Augh, alla fine l’Olbia ha parlato, e lo ha fatto nel suo sito ufficiale con questa specie di comunicato:
“Olbia– Dopo la brutta sconfitta rimediata al Nespoli domenica contro il Lanusei, la squadra al completo ha ripreso gli allenamenti ed ha lavorato molto. La testa è completamente tesa verso domenica 25 ottobre quando, sempre allo stadio Nespoli i Blancos ospiteranno un’altra compagine Sarda, il MURAVERA. Grande concentrazione e dedizione durante l’allenamento odierno, che ha visto una squadra in trincea decisa sul lavoro; un ambiente silenzioso, concreto e determinato voluto da Società e Mister; il giusto ambiente per ritrovare IMMEDIATAMENTE la retta via.”
Che dire? Probabilmente è davvero tutto qui quello che, oggi, la società è in grado di dire e di confermare alle decine di suoi tifosi ed all’ambiente bianco nel suo complesso.
Ma, anche da queste scarne e, probabilmente, inappropriate parole si evince un malessere che non è solo paura del futuro (che esiste ed è tanta) ma un certo assedio del presente che incombe al di là delle illusioni e dei silenzi di circostanza e di necessità. “Ambiente silenzioso”…”per ritrovare IMMEDIATAMENTE la retta via”: l’Olbia ha usato queste locuzioni, insieme ad altre, per esempio Blancos che, a dirla educatamente, suona un tantino stonata ed inopportuna; ma quel che ci interessa è che ha usato l’aggettivazione Silenzio.

Intorno al silenzio sono state costruite e cesellate pagine immortali della letteratura e della cultura popolare. Scrisse Mark Twain:” La parola giusta può essere efficace, ma nessuna parola è tanto efficace quanto un silenzio al momento giusto.” Per i giapponesi : ”L’uomo in silenzio è più bello da ascoltare”, mentre i tedeschi hanno, tra i loro proverbi popolari, questo:” Il silenzio è un recinto intorno alla saggezza”.
Ed allora come mai questo assordante silenzio (rotto da queste 82 parole di un “comunicato” di una banalità sconcertante) sul presente e sul futuro dell’Olbia è più frustrante di ogni sconfitta agonistica? Probabilmente deriva anche dal fatto che, molto spesso, chi tace non solo non dice niente, ma forse non ha più niente da dire.
Come giustificare altrimenti questo comportamento di apatia verso una oggettiva condizione di frana e disfatta sportiva (perdita della retta via?) come quella che l’Olbia attraversa da due mesi a questa parte?
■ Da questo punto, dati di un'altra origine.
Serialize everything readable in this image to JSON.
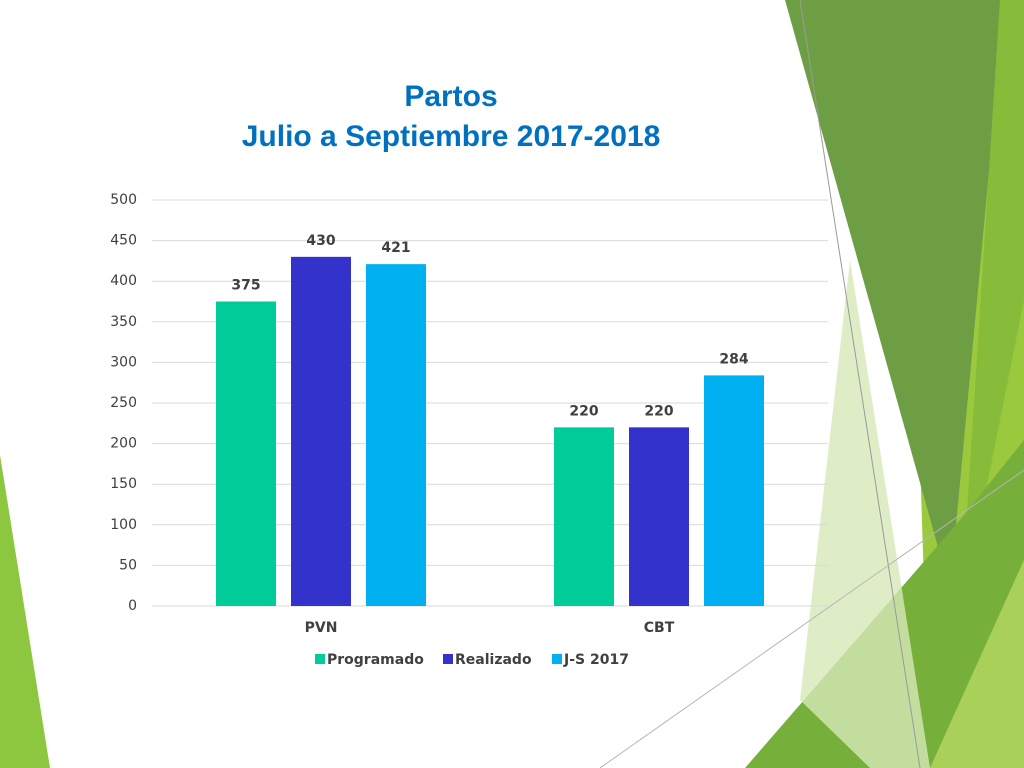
{
  "chart_data": {
    "type": "bar",
    "title": "Partos",
    "subtitle": "Julio a Septiembre 2017-2018",
    "categories": [
      "PVN",
      "CBT"
    ],
    "series": [
      {
        "name": "Programado",
        "color": "#00CC99",
        "values": [
          375,
          220
        ]
      },
      {
        "name": "Realizado",
        "color": "#3333CC",
        "values": [
          430,
          220
        ]
      },
      {
        "name": "J-S 2017",
        "color": "#00B0F0",
        "values": [
          421,
          284
        ]
      }
    ],
    "ylim": [
      0,
      500
    ],
    "yticks": [
      0,
      50,
      100,
      150,
      200,
      250,
      300,
      350,
      400,
      450,
      500
    ],
    "grid": true,
    "legend": "bottom"
  }
}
L’afasia, la mancanza di voce o parole può anche essere un dono ed una dote piacevole, quando non si hanno responsabilità pubbliche, nella vita come nel calcio. Ma se a questo atteggiamento aggiungiamo anche il fatto che le mura della società di Via Ungheria e degli spogliatoi non sono certo come l’asettico laboratorio americano, di Orfield Labs a Minneapolis, dove è stata costruita la camera anecoica più silenziosa del mondo, è facile capire come alla frustrazione ed alla delusione si aggiungano la incomprensione e il pessimismo più marcato sulle doti di una dirigenza che, piaccia o no a loro, è chiamata alla prova più impegnativa di questi ultimi 6 anni di gestione.
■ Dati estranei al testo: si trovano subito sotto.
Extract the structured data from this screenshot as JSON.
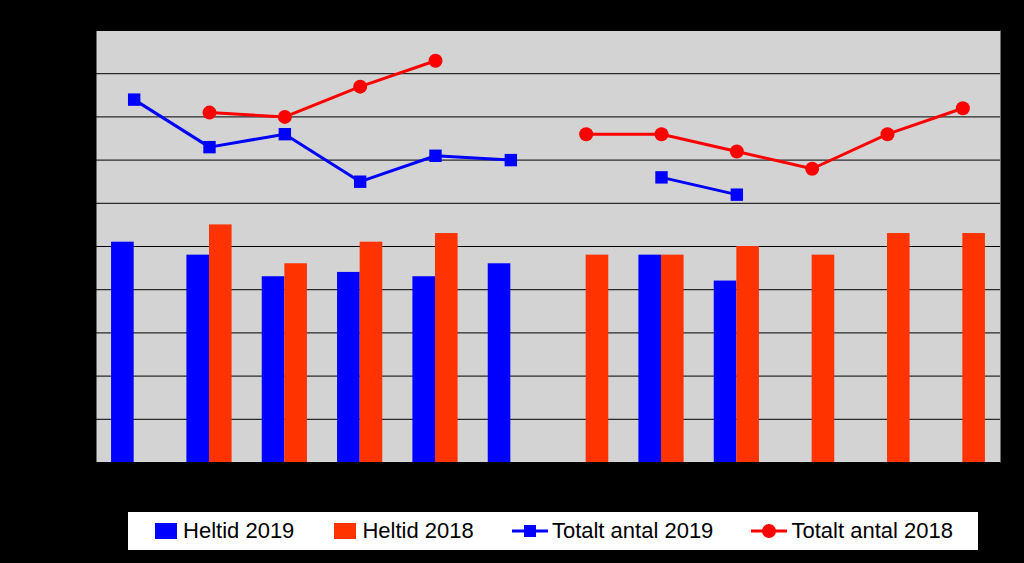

Mala tempora currunt”, dicevano i latini e, chi più chi meno, questo detto lo conosciamo tutti. Il problema vero è che pochi ricordano quel che viene dopo, visto che i saggi figli di Romolo dicevano anche “sed peiora parantur”, vale a dire ma peggiori (riferito ai tempi) si preparano.
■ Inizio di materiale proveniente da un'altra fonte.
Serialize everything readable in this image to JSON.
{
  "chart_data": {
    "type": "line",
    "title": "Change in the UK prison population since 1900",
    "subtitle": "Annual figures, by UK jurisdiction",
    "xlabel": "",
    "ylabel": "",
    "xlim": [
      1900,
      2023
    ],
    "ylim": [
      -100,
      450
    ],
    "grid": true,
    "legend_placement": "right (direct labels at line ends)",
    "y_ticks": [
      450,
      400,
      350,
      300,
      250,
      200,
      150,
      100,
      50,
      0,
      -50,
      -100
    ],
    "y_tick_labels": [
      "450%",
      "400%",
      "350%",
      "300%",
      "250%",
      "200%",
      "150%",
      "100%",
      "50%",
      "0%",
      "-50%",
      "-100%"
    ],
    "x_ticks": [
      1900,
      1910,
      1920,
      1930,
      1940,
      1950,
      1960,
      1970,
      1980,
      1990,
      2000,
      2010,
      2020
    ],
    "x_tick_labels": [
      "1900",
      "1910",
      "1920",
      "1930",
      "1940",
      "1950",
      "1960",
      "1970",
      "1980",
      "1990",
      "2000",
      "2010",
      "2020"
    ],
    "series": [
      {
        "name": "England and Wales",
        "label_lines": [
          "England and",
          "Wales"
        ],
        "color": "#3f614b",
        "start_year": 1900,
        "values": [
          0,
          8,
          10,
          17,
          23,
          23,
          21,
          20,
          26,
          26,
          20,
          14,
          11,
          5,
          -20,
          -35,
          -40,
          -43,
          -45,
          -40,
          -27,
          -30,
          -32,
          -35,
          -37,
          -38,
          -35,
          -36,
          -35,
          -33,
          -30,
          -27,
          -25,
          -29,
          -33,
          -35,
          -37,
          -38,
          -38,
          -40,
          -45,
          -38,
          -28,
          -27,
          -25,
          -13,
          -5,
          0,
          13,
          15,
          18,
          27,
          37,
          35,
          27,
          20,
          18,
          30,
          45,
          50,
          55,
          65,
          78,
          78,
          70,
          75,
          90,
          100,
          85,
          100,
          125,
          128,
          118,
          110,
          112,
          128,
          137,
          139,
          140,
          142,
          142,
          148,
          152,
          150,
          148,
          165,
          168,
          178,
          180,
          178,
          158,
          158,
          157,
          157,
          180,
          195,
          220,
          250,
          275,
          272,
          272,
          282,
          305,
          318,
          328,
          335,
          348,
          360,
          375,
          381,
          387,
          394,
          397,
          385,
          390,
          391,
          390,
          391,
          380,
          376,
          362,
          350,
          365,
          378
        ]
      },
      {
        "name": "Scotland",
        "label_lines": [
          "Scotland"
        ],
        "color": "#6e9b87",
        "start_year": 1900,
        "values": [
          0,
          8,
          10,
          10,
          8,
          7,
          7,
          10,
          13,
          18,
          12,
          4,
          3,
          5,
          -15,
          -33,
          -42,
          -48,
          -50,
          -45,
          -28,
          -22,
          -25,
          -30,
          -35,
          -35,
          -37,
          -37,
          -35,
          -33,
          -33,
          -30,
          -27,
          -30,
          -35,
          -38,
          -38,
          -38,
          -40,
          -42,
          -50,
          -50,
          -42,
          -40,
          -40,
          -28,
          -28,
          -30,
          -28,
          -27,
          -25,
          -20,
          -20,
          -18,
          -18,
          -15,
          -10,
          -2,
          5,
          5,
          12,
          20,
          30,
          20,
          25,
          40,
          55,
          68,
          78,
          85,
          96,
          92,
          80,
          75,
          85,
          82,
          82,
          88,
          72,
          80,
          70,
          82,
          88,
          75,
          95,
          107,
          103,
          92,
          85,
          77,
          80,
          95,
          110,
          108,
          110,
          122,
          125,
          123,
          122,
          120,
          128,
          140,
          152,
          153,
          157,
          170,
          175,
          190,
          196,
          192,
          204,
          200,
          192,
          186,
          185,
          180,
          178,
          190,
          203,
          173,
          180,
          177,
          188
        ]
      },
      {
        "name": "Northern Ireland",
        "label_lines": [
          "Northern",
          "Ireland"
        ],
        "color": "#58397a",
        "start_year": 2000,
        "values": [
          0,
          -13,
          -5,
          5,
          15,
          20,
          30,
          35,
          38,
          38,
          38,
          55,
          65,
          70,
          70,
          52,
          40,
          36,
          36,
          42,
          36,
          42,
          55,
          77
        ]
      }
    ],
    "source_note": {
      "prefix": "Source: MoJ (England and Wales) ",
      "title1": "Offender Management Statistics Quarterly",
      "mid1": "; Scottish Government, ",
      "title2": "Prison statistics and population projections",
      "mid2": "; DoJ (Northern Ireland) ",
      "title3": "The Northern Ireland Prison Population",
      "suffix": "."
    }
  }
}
Ecco è proprio questo quel che preoccupa di più.
Preoccupa sapere che un allenatore, non più in sintonia con il gradimento del management e della tifoseria, rimane in panca perché, così si sottintende, dovrebbe essere uno dei maggiori creditori privilegiati di una società in bolletta, oppure che l’unica via d’uscita sembra essere quella di sfoltire una rosa con troppi petali superflui, arrivati più per smania di eccellere che non per necessità tecnica. Preoccupa vedere questo scollamento tra la realtà (quella di Tariko si racconta come distratta o/e dissolta) e le illusioni (l’ipotesi Qatar sembra relegata negli annali del… vuoto a perdere), tra quel che si è in grado di fare e quel che non si può. La nostra grande paura però non è il presente, o quel che ne rimane, ma un futuro fatto, quello si, di silenzio ed oscuramento totale di “…quella selva oscura ché la diritta via era smarrita”.
Lieti, lietissimi di sbagliarci e di essere contraddetti dai fatti che, per ora, restano oscuri ed avvolti in questa inespugnabile ombra cupa.
Per questo auspicio, per questa speranza: Ad majora Olbia, ora e sempre!